Затем Рогнеда вернулась к мужу с кинжалом в руке. Перед ней размеренно вздымалась широкая грудь Владимира, обтянутая тонкой шелковой рубахой.

– Умри, злодей! – воскликнула Рогнеда, но князь тотчас очнулся и успел отвести удар.

– Сучка! Как ты посмела поднять на меня руку?! Я убью тебя! – в бешенстве закричал Владимир.

– Тебе не привыкать! – в запале отвечала Рогнеда. – Ты зверски убил моего отца и братьев, а теперь ты не любишь ни меня, ни детей. Ты – гнусный распутник! Злодей и распутник! Теперь можешь убить меня!

Рогнеда кричала громко, весьма громко.

– Я с удовольствием это сделаю. Задушу тебя своими руками!

Владимир, словно разъяренный бык, двинулся на жену.

Но в эту минуту из соседней горницы, дверь коей была приоткрытой, вышел Ярослав и протянул Владимиру обнаженный меч.

– Ты здесь не один, отец. Твой сын будет очевидцем. Убивай!

Ярославу было уже двенадцать лет, и свои слова он произнес как взрослый человек. Именно с этой жуткой минуты кончилось его детство.

Владимир в упор глянул сыну в глаза. В них не было ни малейшей робости, напротив, они были дерзкими и осуждающими. И эти глаза остудили Владимира.

Великий князь круто повернулся и вышел из покоев Рогнеды.

Приехав в Киев, он собрал бояр и спросил их совета, на что княжьи мужи ответили:

– Государь, прости Рогнеду и отошли ее в бывший удел отца Рогволода. Сим поступком ты покажешь мудрость своему народу.
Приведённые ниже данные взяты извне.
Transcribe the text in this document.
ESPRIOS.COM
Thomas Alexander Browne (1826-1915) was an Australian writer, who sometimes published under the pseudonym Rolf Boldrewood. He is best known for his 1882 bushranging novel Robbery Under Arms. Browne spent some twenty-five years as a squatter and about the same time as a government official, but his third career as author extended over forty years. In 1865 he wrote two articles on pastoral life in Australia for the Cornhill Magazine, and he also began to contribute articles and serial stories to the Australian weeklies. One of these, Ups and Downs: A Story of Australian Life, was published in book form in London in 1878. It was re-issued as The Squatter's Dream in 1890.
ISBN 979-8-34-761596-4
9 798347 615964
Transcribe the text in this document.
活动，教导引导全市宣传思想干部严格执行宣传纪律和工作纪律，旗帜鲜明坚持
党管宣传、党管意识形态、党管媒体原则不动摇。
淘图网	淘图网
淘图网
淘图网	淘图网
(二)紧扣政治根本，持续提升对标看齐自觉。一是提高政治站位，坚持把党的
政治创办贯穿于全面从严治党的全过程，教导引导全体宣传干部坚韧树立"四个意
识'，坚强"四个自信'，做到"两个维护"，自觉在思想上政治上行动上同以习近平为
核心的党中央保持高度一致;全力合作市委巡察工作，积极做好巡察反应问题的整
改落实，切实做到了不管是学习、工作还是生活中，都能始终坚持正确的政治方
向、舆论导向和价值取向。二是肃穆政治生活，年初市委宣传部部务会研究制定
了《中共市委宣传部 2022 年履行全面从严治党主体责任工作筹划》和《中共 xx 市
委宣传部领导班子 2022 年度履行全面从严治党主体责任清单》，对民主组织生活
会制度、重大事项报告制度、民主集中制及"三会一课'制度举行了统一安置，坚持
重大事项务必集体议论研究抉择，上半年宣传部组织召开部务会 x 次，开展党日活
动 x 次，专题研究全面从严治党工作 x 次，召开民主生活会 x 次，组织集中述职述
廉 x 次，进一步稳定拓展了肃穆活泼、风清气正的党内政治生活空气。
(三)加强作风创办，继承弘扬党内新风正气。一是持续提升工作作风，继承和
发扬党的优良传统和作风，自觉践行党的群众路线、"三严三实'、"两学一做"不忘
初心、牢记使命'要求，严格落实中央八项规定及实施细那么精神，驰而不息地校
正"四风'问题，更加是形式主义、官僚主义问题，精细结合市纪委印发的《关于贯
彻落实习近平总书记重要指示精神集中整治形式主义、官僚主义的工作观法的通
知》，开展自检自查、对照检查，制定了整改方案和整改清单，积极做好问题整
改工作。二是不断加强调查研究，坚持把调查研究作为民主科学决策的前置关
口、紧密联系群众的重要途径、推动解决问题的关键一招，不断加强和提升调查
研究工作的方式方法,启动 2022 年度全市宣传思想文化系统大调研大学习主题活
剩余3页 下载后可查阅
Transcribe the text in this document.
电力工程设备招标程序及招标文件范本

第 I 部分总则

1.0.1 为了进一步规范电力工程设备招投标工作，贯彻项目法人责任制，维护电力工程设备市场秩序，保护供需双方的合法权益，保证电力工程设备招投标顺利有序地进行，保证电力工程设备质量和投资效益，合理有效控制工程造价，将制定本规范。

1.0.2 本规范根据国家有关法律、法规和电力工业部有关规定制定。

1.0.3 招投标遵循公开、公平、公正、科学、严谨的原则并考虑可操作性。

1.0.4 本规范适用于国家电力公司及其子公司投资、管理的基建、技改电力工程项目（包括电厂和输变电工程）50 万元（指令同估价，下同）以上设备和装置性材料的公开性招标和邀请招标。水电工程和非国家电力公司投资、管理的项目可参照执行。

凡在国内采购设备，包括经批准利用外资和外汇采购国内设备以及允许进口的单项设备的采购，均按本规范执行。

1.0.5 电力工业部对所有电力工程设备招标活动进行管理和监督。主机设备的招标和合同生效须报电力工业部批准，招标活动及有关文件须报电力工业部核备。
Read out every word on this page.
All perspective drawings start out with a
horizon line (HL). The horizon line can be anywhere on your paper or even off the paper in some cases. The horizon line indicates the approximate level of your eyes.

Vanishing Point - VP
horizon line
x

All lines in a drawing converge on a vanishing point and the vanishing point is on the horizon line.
Великий князь прислушался к совету бояр.

Глава 22
МЕЧОМ И ЯДОМ

Еще при князе Игоре, более чем за полвека до 988 года, в Киеве уже была церковь во имя Ильи, обслуживавшая ту часть дружины Игоря, коя, по словам летописи, исповедовала христианство и при заключении договора с греками, клялась именем христианского бога, в то время как прочие дружинники клялись Перуном.

К периоду княжения Владимира число христиан в княжеской дружине заметно возросло, а посему давление со стороны дружины, с одной стороны, и греческих царей, на сестре коих Владимир намеревался жениться, с другой, понудило Владимира задуматься о принятии новой веры. Но он не спешил, помыслив допрежь приглядеться к разным религиям.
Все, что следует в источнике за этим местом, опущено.